Oh, also no interactive code that sends data back to a server can run because it could be used to fingerprint your device’s general model, OS, and GPU/CPU hardware. Say goodbye to basically all web-based games, file converters, image editors, video players, etc.
Now add in your mouse and keyboard movements, topics of interest, and any data you voluntarily reveal about yourself on any website.
This is why I say this is more a legal problem for prevention than a technical one. Preventing most of this fingerprinting also necessarily means destroying the functionality of the web.
Of course they will be problems if you expect the exact same experience as now. Why can’t a website send everything? Bandwidth really isn’t so much of an issue and neither is latency these days. If that means a website needs to be built leaner and with less stuff, so be it. I don’t see anything you mention as a real blocker.
I think you underestimate how much bandwidth would be required for every single site and piece of web content to be sent in every single language, for every single request. (keep in mind this would also include ALL images with text in them, ALL captions and audio tracks for videos, and entire copies of video content if the contents itself has to be modified, such as on-screen images)
Sites could be slimmer, sure, but that doesn’t change the fact it would be a problem very quickly.
For example, a big problem is that if EVERYONE is using many times more bandwidth, the supply gets constrained for EVERYONE given there’s still a physical limit to how much data can flow through a cable (or internet exchange).

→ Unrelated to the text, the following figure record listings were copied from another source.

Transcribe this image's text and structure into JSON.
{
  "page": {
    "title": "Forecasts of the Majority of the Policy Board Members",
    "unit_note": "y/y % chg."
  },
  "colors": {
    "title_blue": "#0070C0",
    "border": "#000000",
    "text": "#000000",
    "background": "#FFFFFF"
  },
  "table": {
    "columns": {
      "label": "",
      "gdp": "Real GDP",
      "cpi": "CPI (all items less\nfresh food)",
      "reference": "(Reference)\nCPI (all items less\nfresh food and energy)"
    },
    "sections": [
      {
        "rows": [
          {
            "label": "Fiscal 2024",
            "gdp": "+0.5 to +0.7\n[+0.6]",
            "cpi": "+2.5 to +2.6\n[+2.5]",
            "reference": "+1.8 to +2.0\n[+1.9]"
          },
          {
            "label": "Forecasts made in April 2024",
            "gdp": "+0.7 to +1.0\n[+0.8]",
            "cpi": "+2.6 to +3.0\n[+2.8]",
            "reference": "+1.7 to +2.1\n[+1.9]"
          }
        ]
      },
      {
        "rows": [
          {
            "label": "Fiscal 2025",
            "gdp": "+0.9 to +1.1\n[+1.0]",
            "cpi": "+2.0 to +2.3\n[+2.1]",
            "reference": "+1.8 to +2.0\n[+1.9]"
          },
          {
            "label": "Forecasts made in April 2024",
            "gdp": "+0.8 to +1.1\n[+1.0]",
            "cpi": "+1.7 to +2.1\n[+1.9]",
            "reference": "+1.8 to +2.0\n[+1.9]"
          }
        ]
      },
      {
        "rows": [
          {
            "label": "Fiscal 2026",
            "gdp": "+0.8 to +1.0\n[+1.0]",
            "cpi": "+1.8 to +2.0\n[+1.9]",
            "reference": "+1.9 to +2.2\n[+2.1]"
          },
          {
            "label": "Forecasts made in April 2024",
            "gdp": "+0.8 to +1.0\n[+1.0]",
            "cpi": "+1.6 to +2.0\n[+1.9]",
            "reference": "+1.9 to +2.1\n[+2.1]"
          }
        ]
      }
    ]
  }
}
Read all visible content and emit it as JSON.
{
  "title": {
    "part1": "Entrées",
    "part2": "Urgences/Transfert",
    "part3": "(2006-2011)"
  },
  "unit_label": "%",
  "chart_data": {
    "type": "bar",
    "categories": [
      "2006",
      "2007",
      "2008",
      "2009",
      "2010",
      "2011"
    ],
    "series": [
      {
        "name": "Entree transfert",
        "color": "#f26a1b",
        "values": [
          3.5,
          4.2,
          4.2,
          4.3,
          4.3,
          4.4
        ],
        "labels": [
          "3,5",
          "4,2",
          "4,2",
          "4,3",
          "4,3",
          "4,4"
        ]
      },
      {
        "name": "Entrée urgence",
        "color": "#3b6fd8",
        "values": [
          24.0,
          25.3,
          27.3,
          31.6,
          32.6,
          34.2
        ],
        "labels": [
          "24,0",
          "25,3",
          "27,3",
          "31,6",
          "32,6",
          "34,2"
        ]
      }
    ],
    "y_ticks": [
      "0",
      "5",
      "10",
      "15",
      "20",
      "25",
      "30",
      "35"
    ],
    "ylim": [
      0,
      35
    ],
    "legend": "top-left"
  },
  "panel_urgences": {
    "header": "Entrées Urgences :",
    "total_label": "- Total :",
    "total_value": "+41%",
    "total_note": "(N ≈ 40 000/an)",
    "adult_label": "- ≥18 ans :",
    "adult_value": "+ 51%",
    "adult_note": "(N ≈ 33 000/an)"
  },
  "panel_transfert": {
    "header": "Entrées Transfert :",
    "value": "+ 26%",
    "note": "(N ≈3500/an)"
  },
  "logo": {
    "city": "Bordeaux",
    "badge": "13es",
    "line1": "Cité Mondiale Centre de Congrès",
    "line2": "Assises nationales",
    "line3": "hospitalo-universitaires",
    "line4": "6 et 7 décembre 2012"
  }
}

And again, there’s still way more data that could be collected on you that would negate this fingerprinting prevention, even if it was feasible. If you choose to read a particular news site even once, boom, there’s your country or even state/city.

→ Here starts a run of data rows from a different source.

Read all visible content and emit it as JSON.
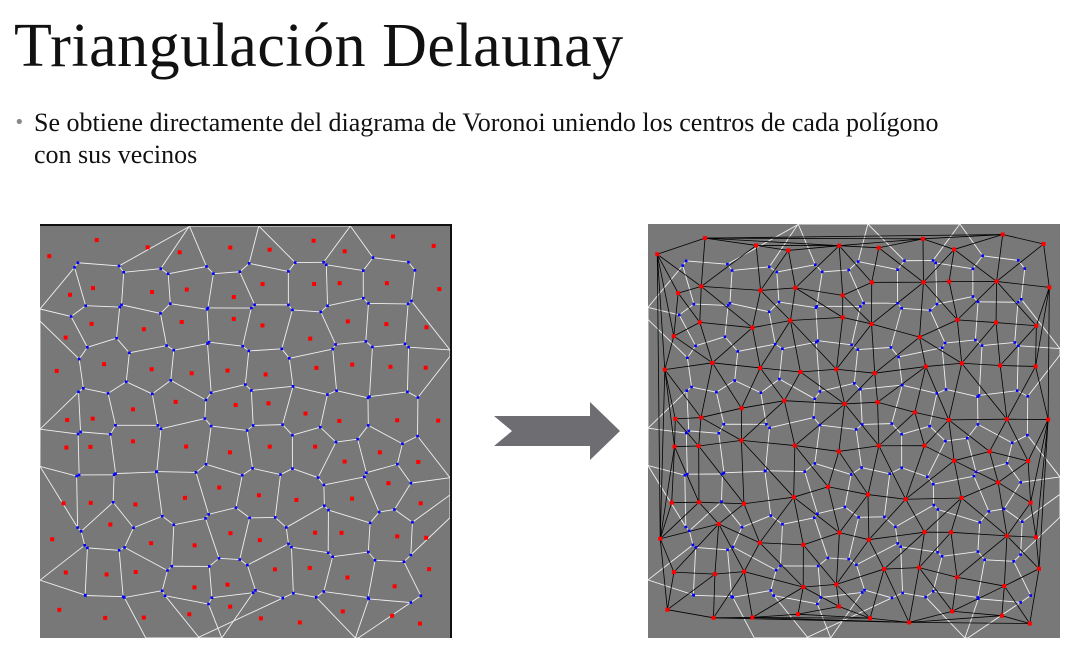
{
  "slide": {
    "title": "Triangulación Delaunay",
    "bullet": "Se obtiene directamente del diagrama de Voronoi uniendo los centros de cada polígono con sus vecinos"
  },
  "colors": {
    "background": "#ffffff",
    "panel": "#787878",
    "site_point": "#ff0000",
    "voronoi_vertex": "#0000ff",
    "voronoi_edge": "#f0f0f0",
    "delaunay_edge": "#000000",
    "arrow": "#6d6d72"
  },
  "figures": {
    "left": "voronoi-diagram",
    "right": "voronoi-with-delaunay-triangulation",
    "transition": "right-arrow"
  }
}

Do we 100X bandwidth usage across the board, spend billions of dollars more every year in perpetuity to handle redundant bandwidth, pay more in server hosting costs to accommodate the extra usage, all just to eliminate ONE data point, or do we just pass some laws against using that data to fingerprint someone?
Then the services reduce what a website does. Neither of us know what that internet looks like but it solves the problem of privacy and I’d want to see what it its like and what innovations emerge to solve the problems you’re mentioning. A new internet is a massive undertaking, why wouldn’t it have lost a of problems needing to be solved? The significance of your criticism is proportional to the significance of the change.
I just think that such a massive undertaking would cost so much, require so much sacrifice, and not even necessarily prevent fingerprinting.
If you don’t want fingerprinting, then you genuinely cannot interact on the internet as yourself. Everything would have to be passed through a filter that makes everyone the same, including their interests, what they talk about, when they use it, and what they choose to consume.
At that point, it’s no different than a network of robots talking to one another while humans play pretend like they’re controlling them.
You cannot eliminate all fingerprinting via technical means alone. Even if you spend the billions and billions of dollars on drastically increased bandwidth and processing power, redesign every web framework from the ground up and brick every internet connected device on earth, bring functionality of all websites to the bare minimum and eliminate some types of sites/content entirely… some of it is just behavior based, which can’t be removed without removing the humans from the equation altogether.
This is why I believe a legal framework is best for fingerprinting protections, and technical measures only when it’s more of a simple data point to eliminate (e.g. if every browser, or most browsers enabled the Do Not Track header, nobody could realistically be identified by if they do or don’t have it on), because the alternative is fundamentally demolishing the ability of anyone to do anything online at a cost that’s even higher than what we spend now for more functionality.